If that really means no staff with security expertise, than I'm genuinely worried, but in my experience security qualifications do not necessarily equate to security expertise. Practically all "security qualifications" I have investigated in detail consist of cramming sessions followed by multiple choice tests.
This has become the norm, presumably because it's cheap to deliver, and pitifully low expectations of "expertise" have resulted. As the author of a course that includes a variety or exam questions, I was saddened recently by feedback from a testing centre that candidates struggle with short answer and essay questions despite scoring highly in multiple choice.
In the real world we need rather a different kind of expertise - to be able first to work out what the question is and then to come up with an appropriate solution without prompting, and to do both reliably under pressure in emergency. The multiple choice "exam" tests the exact opposite - merely the ability to recognise on demand some pre-defined statement you were told no more than a week ago.
This simulacrum of training and expertise is not restricted to infosec - it has infected the whole domain of risk and compliance.
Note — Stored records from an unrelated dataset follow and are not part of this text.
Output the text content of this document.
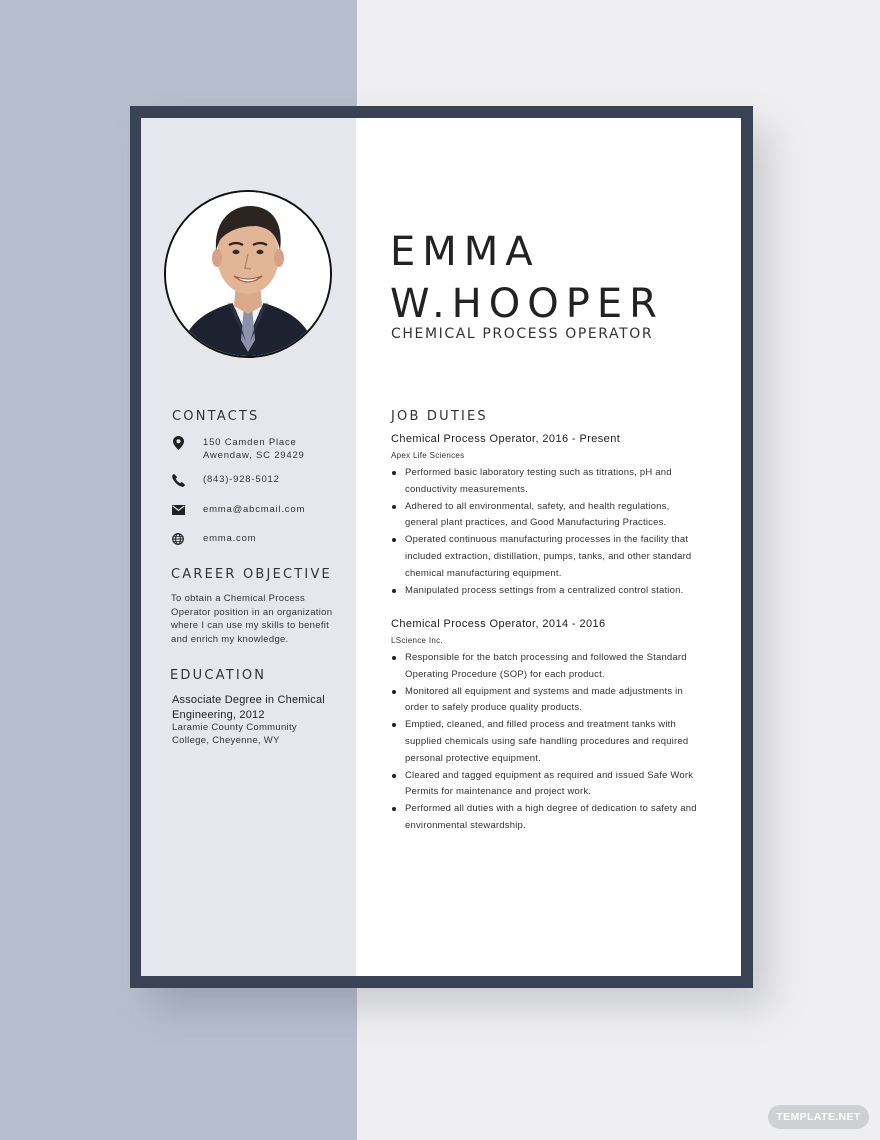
EMMA
W.HOOPER
CHEMICAL PROCESS OPERATOR
CONTACTS
150 Camden Place
Awendaw, SC 29429
(843)-928-5012
emma@abcmail.com
emma.com
CAREER OBJECTIVE
To obtain a Chemical Process
Operator position in an organization
where I can use my skills to benefit
and enrich my knowledge.
EDUCATION
Associate Degree in Chemical
Engineering, 2012
Laramie County Community
College, Cheyenne, WY
JOB DUTIES
Chemical Process Operator, 2016 - Present
Apex Life Sciences
Performed basic laboratory testing such as titrations, pH and
conductivity measurements.
Adhered to all environmental, safety, and health regulations,
general plant practices, and Good Manufacturing Practices.
Operated continuous manufacturing processes in the facility that
included extraction, distillation, pumps, tanks, and other standard
chemical manufacturing equipment.
Manipulated process settings from a centralized control station.
Chemical Process Operator, 2014 - 2016
LScience Inc.
Responsible for the batch processing and followed the Standard
Operating Procedure (SOP) for each product.
Monitored all equipment and systems and made adjustments in
order to safely produce quality products.
Emptied, cleaned, and filled process and treatment tanks with
supplied chemicals using safe handling procedures and required
personal protective equipment.
Cleared and tagged equipment as required and issued Safe Work
Permits for maintenance and project work.
Performed all duties with a high degree of dedication to safety and
environmental stewardship.
TEMPLATE.NET
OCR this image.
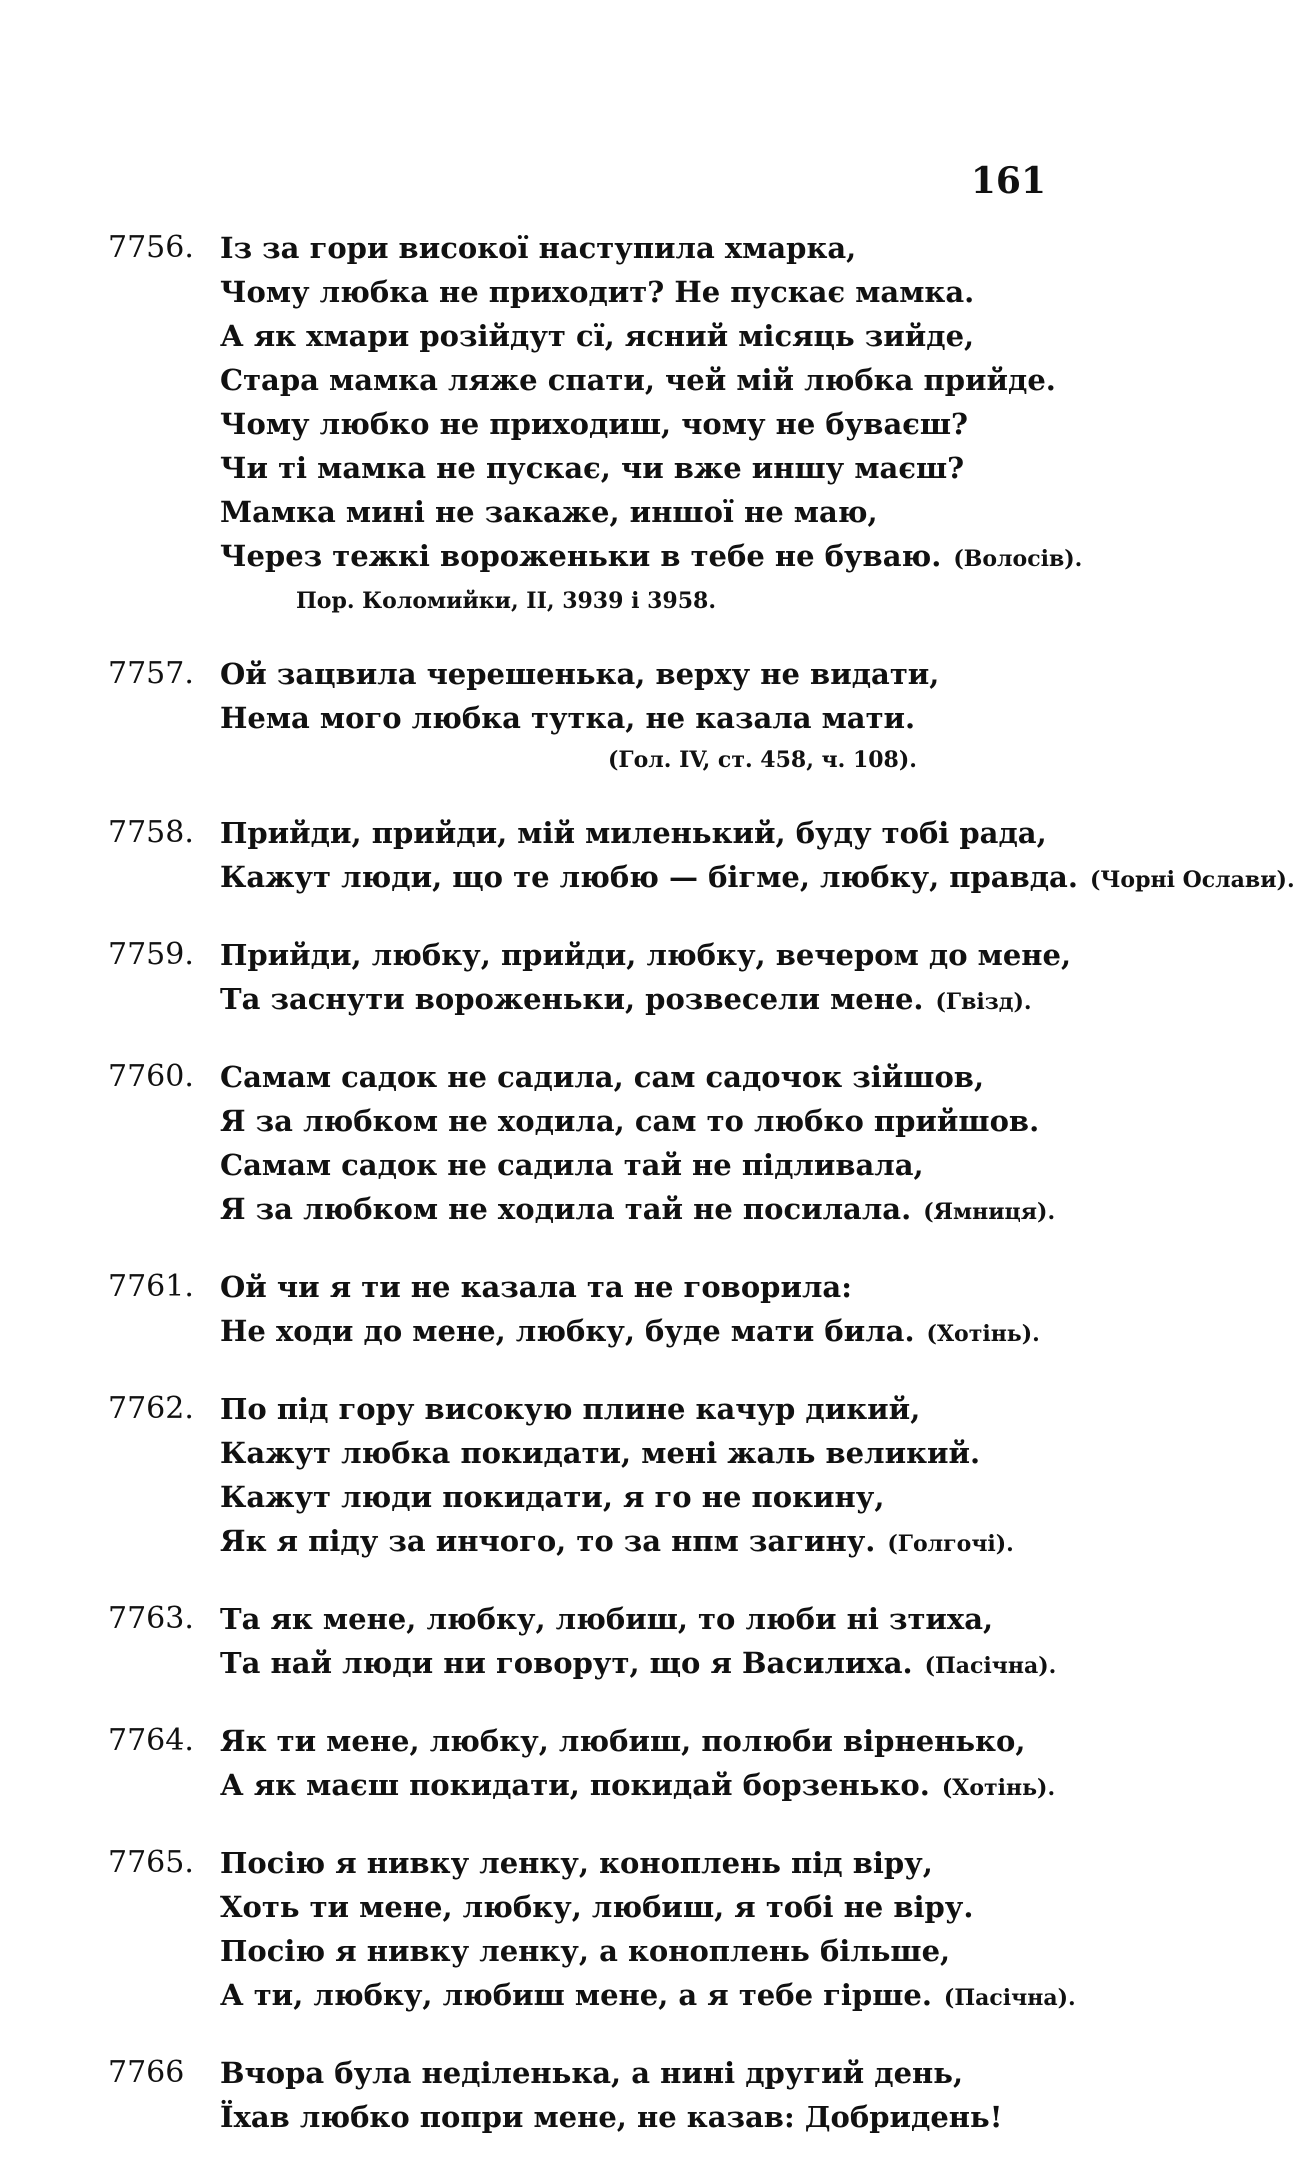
161
7756. Із за гори високої наступила хмарка,
Чому любка не приходит? Не пускає мамка.
А як хмари розійдут сї, ясний місяць зийде,
Стара мамка ляже спати, чей мій любка прийде.
Чому любко не приходиш, чому не буваєш?
Чи ті мамка не пускає, чи вже иншу маєш?
Мамка мині не закаже, иншої не маю,
Через тежкі вороженьки в тебе не буваю. (Волосів).
Пор. Коломийки, II, 3939 і 3958.
7757. Ой зацвила черешенька, верху не видати,
Нема мого любка тутка, не казала мати.
(Гол. IV, ст. 458, ч. 108).
7758. Прийди, прийди, мій миленький, буду тобі рада,
Кажут люди, що те любю — бігме, любку, правда. (Чорні Ослави).
7759. Прийди, любку, прийди, любку, вечером до мене,
Та заснути вороженьки, розвесели мене. (Гвізд).
7760. Самам садок не садила, сам садочок зійшов,
Я за любком не ходила, сам то любко прийшов.
Самам садок не садила тай не підливала,
Я за любком не ходила тай не посилала. (Ямниця).
7761. Ой чи я ти не казала та не говорила:
Не ходи до мене, любку, буде мати била. (Хотінь).
7762. По під гору високую плине качур дикий,
Кажут любка покидати, мені жаль великий.
Кажут люди покидати, я го не покину,
Як я піду за инчого, то за нпм загину. (Голгочі).
7763. Та як мене, любку, любиш, то люби ні зтиха,
Та най люди ни говорут, що я Василиха. (Пасічна).
7764. Як ти мене, любку, любиш, полюби вірненько,
А як маєш покидати, покидай борзенько. (Хотінь).
7765. Посію я нивку ленку, коноплень під віру,
Хоть ти мене, любку, любиш, я тобі не віру.
Посію я нивку ленку, а коноплень більше,
А ти, любку, любиш мене, а я тебе гірше. (Пасічна).
7766	Вчора була неділенька, а нині другий день,
Їхав любко попри мене, не казав: Добридень!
You can, for example, become a "certified EU GDPR practitioner" in five days including 2.5 hours of multiple choice testing, thereby, according to at least one training company, becoming equipped to serve as a corporate Data Protection Officer with the authority to render your employer liable to multi-million euro fines.
So let's please have more people with expertise, but let's stop selecting them on the basis of bogus qualifications that signify nothing of value.
-
Wednesday 12th December 2018 11:07 GMT CrazyOldCatMan
Re: "no staff with security qualifications ..."
So let's please have more people with expertise, but let's stop selecting them on the basis of bogus qualifications that signify nothing of value.
[Wild applause].
Sadly, in order to make the case for someone to be employed or promoted, HR departments mostly want to go for the safe option and that's to require them to have qualifications of some sort. It's very rare that an IT-person-with-a-clue is allowed to both write the job spec *and* be part of the interview process.